Matthews, along with dozens of supporters, was jailed on charges of treason just before the coup for calling for Tolbert's overthrow. The soldiers released Matthews and the imprisoned Progressive Party's members from jail immediately after they assassinated Tolbert.

Matthews said the ruling military council had not radicalized "the revolution" to avoid further destabilizing effects from the coup.

"There are people here who would like to see a greater degree of violence and more accountability for people who have committed public wrong," said Matthews, alluding to the gruesome executions of former officials at the beginning of the new government. "But I think that would create an atmosphere generating remorse with which Liberians would have to live . . . for too long a time."

Some obvious examples of the paternalism popularized by Liberia's president William Tubman until his death in 1971 persist.

Tubman presided over Liberia's greatest economic growth and rural development and was known for his personal touch with the residents and gifts to his friends. The desirre for material wealth that began under Tubman accelerated under his successor, Tolbert, according to a former official.

"The appetite was greater and although rural development began under Tubman, Tolbert talked more about it" but could not deliver as rapidly as it was required, former secretary of state Rudolph Grimes said. "It got beyond him."

"The people [still] expect government to provide everything for them from the day they leave their mothers' wombs until they go to their tombs," said Deputy Minister of Commerce Samuel Jackson. "We lack the imagination and the willpower for a national restructuring."

Personal property of those considered traitors is still being confiscated, as it was under Tubman, although this time it is done "in the name of the revolution." Property confiscation has long been used in Liberia as a punitive political measure, said Matthews, and the practice will not be ended soon. It has most recently been aimed at the estimated 3,000 members of the elite who fled Liberia after the coup.

Doe, following many of the traditions established by his predecessors, continues to dole out cash to schools, individuals and even Tolbert's widow, Victoria. This month he personally handed diplomas to several hundred of Liberia's college graduates following a practice begun by Tolbert.

"Change must be carried out in an atmosphere in which the broad masses of people can identify," Matthews said. The "man in the street is concerned about food, clothes and shelter," not necessarily what direction the new government heads in, he added.

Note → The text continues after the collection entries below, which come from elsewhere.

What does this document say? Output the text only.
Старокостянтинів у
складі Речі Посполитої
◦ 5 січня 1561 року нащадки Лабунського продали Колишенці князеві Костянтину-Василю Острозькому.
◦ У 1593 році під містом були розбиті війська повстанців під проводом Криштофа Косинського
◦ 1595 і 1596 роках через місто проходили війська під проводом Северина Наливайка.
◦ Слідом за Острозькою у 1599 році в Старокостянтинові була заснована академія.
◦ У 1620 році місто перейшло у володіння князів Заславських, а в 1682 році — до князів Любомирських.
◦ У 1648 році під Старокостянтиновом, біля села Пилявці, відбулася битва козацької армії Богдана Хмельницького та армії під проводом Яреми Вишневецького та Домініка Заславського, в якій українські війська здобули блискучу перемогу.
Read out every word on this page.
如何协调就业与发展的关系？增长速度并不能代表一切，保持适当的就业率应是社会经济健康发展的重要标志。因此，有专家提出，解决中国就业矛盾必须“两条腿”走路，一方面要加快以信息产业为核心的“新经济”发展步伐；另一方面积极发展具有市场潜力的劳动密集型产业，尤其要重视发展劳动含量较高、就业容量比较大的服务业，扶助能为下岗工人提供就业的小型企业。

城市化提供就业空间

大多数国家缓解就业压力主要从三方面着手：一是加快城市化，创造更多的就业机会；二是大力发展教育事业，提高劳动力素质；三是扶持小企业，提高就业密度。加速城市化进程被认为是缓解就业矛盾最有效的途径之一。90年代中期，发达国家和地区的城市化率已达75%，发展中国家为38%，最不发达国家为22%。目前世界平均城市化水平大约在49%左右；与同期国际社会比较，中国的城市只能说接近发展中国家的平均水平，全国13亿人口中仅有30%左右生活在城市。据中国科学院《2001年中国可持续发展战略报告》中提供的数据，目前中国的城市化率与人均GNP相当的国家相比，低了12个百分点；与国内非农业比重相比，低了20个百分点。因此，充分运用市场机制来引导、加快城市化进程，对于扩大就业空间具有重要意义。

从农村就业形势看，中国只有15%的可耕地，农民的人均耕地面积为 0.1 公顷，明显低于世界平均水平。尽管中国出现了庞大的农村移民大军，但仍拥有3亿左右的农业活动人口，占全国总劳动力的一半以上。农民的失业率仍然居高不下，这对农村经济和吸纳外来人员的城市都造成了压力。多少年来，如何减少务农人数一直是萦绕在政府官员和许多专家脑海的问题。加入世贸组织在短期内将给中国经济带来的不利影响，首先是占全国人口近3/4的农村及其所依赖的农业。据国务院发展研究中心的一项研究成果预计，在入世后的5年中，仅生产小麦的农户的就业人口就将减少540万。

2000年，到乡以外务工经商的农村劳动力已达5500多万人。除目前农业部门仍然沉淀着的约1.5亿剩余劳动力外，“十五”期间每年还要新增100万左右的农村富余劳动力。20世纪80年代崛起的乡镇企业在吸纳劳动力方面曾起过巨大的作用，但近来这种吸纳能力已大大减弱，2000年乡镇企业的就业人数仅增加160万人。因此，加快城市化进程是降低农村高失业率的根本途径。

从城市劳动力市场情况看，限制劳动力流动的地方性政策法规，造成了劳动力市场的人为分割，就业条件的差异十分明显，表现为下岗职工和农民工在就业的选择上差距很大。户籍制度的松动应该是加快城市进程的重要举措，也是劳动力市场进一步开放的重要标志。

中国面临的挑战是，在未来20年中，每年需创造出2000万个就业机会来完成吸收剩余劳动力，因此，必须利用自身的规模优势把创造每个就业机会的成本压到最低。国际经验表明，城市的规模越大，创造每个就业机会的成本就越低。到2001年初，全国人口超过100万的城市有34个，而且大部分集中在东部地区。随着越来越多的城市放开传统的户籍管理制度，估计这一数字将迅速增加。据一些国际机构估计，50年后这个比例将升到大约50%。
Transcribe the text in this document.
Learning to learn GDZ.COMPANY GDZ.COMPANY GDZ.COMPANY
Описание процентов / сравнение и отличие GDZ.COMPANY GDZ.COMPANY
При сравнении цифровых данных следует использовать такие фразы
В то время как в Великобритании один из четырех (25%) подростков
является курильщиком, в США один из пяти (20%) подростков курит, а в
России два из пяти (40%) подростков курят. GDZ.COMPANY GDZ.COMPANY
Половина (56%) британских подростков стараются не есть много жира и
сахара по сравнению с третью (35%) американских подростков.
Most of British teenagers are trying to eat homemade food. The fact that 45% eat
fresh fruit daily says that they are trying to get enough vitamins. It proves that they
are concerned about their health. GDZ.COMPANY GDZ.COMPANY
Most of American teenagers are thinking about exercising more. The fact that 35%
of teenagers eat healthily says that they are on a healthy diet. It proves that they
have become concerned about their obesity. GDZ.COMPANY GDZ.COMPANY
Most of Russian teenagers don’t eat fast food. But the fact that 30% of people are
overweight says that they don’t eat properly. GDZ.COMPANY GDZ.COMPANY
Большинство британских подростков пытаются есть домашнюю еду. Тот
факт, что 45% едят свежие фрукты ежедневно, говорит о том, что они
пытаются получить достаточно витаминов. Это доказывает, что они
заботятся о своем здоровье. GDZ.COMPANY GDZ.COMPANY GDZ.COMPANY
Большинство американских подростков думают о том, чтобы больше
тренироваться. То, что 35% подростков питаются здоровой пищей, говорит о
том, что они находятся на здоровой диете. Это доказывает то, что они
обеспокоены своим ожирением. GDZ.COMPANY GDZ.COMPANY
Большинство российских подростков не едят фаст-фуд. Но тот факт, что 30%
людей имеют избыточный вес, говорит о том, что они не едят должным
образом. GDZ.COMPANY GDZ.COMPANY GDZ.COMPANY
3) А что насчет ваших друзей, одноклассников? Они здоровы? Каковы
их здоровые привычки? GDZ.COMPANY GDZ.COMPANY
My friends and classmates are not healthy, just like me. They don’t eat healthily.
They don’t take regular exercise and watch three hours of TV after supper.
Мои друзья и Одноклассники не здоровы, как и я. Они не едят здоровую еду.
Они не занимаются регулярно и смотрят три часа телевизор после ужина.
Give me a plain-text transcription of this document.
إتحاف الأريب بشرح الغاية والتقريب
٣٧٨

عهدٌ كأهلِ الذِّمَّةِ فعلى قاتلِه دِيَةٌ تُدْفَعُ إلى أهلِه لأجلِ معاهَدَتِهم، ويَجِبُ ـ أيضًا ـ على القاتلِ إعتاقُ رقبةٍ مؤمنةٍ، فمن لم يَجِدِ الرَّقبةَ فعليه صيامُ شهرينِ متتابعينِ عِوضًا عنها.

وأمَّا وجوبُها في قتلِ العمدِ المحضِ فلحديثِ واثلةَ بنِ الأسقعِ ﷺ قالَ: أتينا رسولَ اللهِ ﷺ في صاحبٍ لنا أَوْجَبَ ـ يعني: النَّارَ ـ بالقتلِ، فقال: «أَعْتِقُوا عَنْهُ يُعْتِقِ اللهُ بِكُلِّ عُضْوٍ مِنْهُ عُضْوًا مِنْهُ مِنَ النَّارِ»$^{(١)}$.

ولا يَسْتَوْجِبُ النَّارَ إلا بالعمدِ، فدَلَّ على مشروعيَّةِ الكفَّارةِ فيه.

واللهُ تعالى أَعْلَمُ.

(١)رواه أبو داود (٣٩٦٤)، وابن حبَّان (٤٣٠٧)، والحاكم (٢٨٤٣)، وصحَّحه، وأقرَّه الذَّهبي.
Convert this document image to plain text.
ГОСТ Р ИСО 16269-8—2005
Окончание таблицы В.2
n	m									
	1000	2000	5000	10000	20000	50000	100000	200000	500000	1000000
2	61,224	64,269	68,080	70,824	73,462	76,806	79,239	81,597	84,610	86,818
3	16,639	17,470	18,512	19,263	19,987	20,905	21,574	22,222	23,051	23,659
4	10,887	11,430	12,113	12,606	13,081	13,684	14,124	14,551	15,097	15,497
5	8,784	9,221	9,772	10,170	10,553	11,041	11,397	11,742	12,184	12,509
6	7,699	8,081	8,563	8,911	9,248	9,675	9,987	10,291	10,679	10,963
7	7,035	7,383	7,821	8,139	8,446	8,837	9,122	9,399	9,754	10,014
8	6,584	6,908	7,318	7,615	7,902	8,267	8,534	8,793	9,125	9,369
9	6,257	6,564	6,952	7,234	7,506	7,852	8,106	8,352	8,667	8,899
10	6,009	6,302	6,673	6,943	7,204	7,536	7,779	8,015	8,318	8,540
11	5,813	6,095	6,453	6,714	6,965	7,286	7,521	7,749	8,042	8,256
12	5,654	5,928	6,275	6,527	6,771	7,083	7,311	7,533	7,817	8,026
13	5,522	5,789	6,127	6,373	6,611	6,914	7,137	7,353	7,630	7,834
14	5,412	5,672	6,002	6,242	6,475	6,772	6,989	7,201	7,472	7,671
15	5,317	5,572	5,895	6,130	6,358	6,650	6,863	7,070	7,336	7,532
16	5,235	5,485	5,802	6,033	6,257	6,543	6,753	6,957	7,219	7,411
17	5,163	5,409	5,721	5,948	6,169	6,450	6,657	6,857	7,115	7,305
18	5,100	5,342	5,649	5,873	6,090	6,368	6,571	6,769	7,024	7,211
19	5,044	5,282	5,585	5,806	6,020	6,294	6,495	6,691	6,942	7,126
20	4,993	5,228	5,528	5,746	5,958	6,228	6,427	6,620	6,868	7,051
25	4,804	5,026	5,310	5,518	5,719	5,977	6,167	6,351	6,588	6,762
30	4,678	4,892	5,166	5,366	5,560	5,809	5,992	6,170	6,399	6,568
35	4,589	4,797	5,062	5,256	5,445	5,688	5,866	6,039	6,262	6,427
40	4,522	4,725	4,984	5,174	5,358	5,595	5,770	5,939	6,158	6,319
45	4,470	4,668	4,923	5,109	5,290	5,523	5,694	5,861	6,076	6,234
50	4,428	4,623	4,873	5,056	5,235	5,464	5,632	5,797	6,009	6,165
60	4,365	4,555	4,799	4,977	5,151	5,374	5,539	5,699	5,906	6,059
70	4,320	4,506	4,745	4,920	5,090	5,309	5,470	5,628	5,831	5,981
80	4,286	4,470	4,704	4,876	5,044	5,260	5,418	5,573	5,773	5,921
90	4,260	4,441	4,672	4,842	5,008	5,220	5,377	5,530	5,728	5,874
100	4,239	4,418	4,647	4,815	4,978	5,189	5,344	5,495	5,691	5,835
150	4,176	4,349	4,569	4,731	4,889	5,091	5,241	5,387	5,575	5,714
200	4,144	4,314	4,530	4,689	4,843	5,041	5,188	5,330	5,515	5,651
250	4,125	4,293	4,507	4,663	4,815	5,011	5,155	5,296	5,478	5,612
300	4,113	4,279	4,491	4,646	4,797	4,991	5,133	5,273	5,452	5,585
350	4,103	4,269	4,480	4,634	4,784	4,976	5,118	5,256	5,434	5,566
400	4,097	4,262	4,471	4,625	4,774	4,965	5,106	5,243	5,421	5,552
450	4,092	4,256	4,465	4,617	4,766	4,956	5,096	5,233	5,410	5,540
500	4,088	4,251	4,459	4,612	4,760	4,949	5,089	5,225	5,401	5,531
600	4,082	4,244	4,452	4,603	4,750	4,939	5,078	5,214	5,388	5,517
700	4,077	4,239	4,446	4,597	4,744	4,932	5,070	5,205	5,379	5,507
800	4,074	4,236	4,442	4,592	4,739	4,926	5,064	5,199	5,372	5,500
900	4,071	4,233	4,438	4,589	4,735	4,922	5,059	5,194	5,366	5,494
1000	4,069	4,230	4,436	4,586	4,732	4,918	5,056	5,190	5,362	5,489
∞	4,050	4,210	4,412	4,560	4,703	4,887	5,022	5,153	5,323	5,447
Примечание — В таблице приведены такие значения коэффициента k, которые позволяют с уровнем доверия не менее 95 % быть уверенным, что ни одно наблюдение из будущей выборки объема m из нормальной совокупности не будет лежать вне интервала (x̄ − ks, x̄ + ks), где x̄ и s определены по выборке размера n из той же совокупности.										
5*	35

"To radicalize the circumstances here would [also] alienate those who have been our traditional" foreign aid donors such as the United States, Matthews explained. "It would open us to exploitation from those who would be considered our new friends," such as Libya.

Liberia's revolution "is not a radical revolution," Matthews concluded. And if it were, "You would have greater instability."

Liberia's revolution is "conservative like the country and is moving slowly," echoed one political observer. "I'm not so sure it should be any other way for Liberia."